Standard and Poor's put 15 eurozone nations, including the area's six AAA rated countries, on "CreditWatch negative" on Monday due to deepening economic and political turmoil in the region, meaning there is 50 percent chance for these countries to be downgraded with the next 90 days.
In its latest statement, S&P said "the CreditWatch placements are prompted by our belief that systemic stresses in the eurozone have risen in recent weeks to the extent that they now put downward pressure on the credit standing of the eurozone as a whole."
These systemic stresses, according to the rating agency, stem from tightening credit conditions, higher risk premiums, continuing disagreements among European policy makers, high levels of government and household indebtedness and rising risk of economic recession.
According to the S&P, their credit ratings may be cut depending on the result of the key EU summit on Dec. 9.
Meanwhile, S&P maintained its negative outlook for Cyprus, and Greece wasn't put on "CreditWatch." The firm also said that ratings could be cut by one notch for Austria, Belgium, Finland, Germany, Netherlands and Luxembourg, and by up to two notches for the other governments.

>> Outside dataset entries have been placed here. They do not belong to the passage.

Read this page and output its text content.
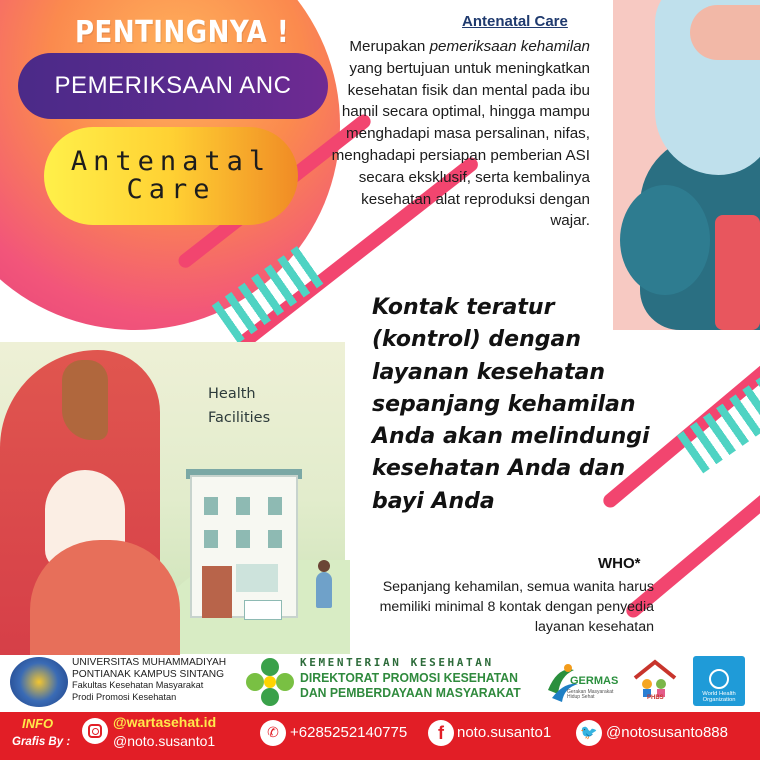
PENTINGNYA !
PEMERIKSAAN ANC
Antenatal
Care
Antenatal Care
Merupakan pemeriksaan kehamilan yang bertujuan untuk meningkatkan kesehatan fisik dan mental pada ibu hamil secara optimal, hingga mampu menghadapi masa persalinan, nifas, menghadapi persiapan pemberian ASI secara eksklusif, serta kembalinya kesehatan alat reproduksi dengan wajar.
Kontak teratur (kontrol) dengan layanan kesehatan sepanjang kehamilan Anda akan melindungi kesehatan Anda dan bayi Anda
Health
Facilities
WHO*
Sepanjang kehamilan, semua wanita harus memiliki minimal 8 kontak dengan penyedia layanan kesehatan
UNIVERSITAS MUHAMMADIYAH
PONTIANAK KAMPUS SINTANG
Fakultas Kesehatan Masyarakat
Prodi Promosi Kesehatan
KEMENTERIAN KESEHATAN
DIREKTORAT PROMOSI KESEHATAN
DAN PEMBERDAYAAN MASYARAKAT
GERMAS
Gerakan Masyarakat Hidup Sehat	PHBS
World Health
Organization
INFO
Grafis By :
@wartasehat.id
@noto.susanto1	✆ +6285252140775	f noto.susanto1	🐦 @notosusanto888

S&P's move came as investors cheered the Franco-German plan to rewrite the EU constitution for more central control of euro zone budgets.
French President Nicolas Sarkozy and German Chancellor Angela Merkel met on Monday in Paris, trying to reach common ground on measures to boost coercive budget discipline in the region.
In a joint press conference after the meeting, Merkel and Sarkozy said that Europe's two biggest economies were aligned on backing automatic penalties for deficit violators and locking limits on debt into euro states' constitutions.